The same result follows with respect to the petitioner's claim for a bad debt deduction— it cannot be allowed because the petitioner has not carried her burden of proof. This record contains no evidence showing whether the debts were business or nonbusiness debts, whether they were in fact bona fide loans, or when, if ever, they became worthless. Cf. Guffey v. United States, 339 F.2d 759 (C.A. 9, 1964).

The petitioner's last argument is that the 5-percent penalty for underpayment of taxes due to negligence or intentional disregard of rules and regulations does not apply to the self-employment tax.

The 5-percent addition to tax provided by section 6653(a) applies to all taxes imposed by subtitle A of the Internal Revenue Code of 1954. The self-employment tax is imposed by chapter 2 of subtitle A, and is thus within the express terms of section 6653(a). The legislative history of section 6653(a) indicates that it was intended to be applied to all taxes on income, and the regulations expressly provide that the penalty is applicable to the self-employment tax. H.Rept.No. 1337, 83d Cong.,2d Sess.,p. A419 (1954); S.Rept.No. 1622, 83d Cong.,2d Sess.,pp. 591, 592 (1954); sec. 1.1401-1(a), Income Tax Regs. Moreover, the petitioner has failed to show that her underpayment of tax was not due to negligence or intentional disregard of rules and regulations, or that the self-employment tax is inapplicable in this case. Cf. David Courtney, 28 T.C. 658 (1957), acq. 1947-2 C.B. 4. We find that the addition to tax applies.

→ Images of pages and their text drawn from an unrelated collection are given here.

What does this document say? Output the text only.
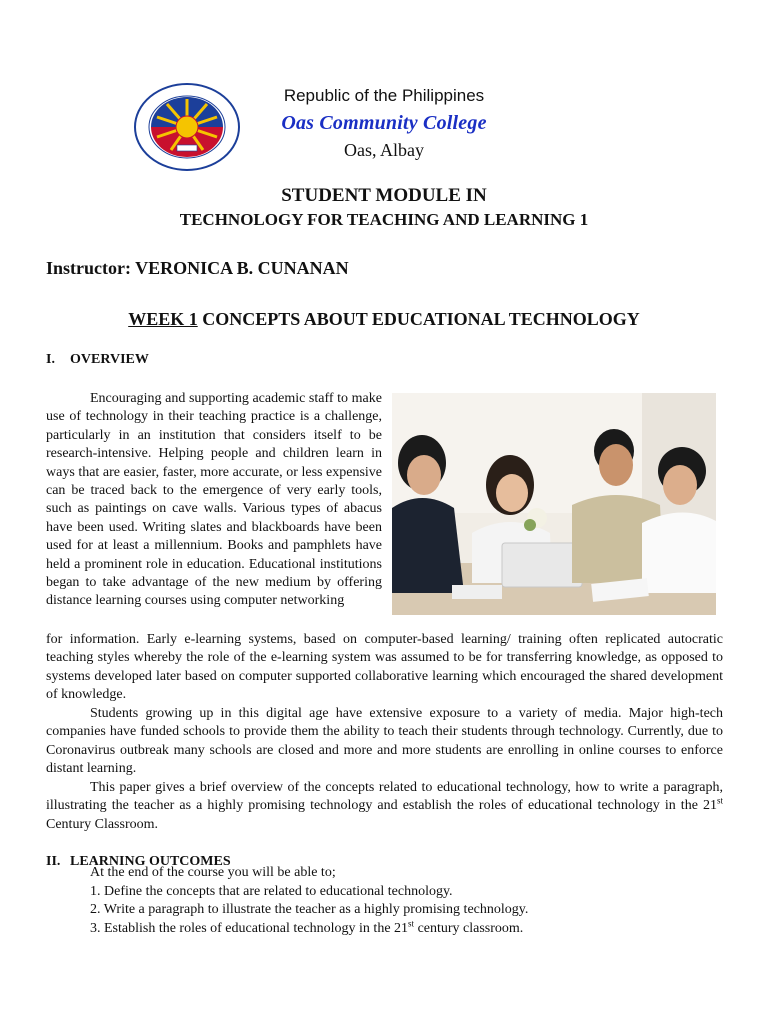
Republic of the Philippines
Oas Community College
Oas, Albay
STUDENT MODULE IN
TECHNOLOGY FOR TEACHING AND LEARNING 1
Instructor: VERONICA B. CUNANAN
WEEK 1 CONCEPTS ABOUT EDUCATIONAL TECHNOLOGY
I. OVERVIEW

Encouraging and supporting academic staff to make use of technology in their teaching practice is a challenge, particularly in an institution that considers itself to be research-intensive. Helping people and children learn in ways that are easier, faster, more accurate, or less expensive can be traced back to the emergence of very early tools, such as paintings on cave walls. Various types of abacus have been used. Writing slates and blackboards have been used for at least a millennium. Books and pamphlets have held a prominent role in education. Educational institutions began to take advantage of the new medium by offering distance learning courses using computer networking

for information. Early e-learning systems, based on computer-based learning/ training often replicated autocratic teaching styles whereby the role of the e-learning system was assumed to be for transferring knowledge, as opposed to systems developed later based on computer supported collaborative learning which encouraged the shared development of knowledge.

Students growing up in this digital age have extensive exposure to a variety of media. Major high-tech companies have funded schools to provide them the ability to teach their students through technology. Currently, due to Coronavirus outbreak many schools are closed and more and more students are enrolling in online courses to enforce distant learning.

This paper gives a brief overview of the concepts related to educational technology, how to write a paragraph, illustrating the teacher as a highly promising technology and establish the roles of educational technology in the 21st Century Classroom.

II. LEARNING OUTCOMES
At the end of the course you will be able to;
1. Define the concepts that are related to educational technology.
2. Write a paragraph to illustrate the teacher as a highly promising technology.
3. Establish the roles of educational technology in the 21st century classroom.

SEC. 6653. FAILURE TO PAY TAX.(a) NEGLIGENCE OR INTENTIONAL DISREGARD OF RULES AND REGULATIONS WITH RESPECT TO INCOME OR GIFT TAXES.— If any part of any underpayment (as defined in subsection (c)(1) of any tax imposed by subtitle A or by chapter 12 of subtitle B (relating to income taxes and gift taxes) is due to negligence or intentional disregard of rules and regulations (but without intent to defraud), there shall be added to the tax an amount equal to 5 percent of the underpayment.

In order to reflect our resolution of the issues and to reflect the concessions made by the respondent,

Decision will be entered under Rule 50.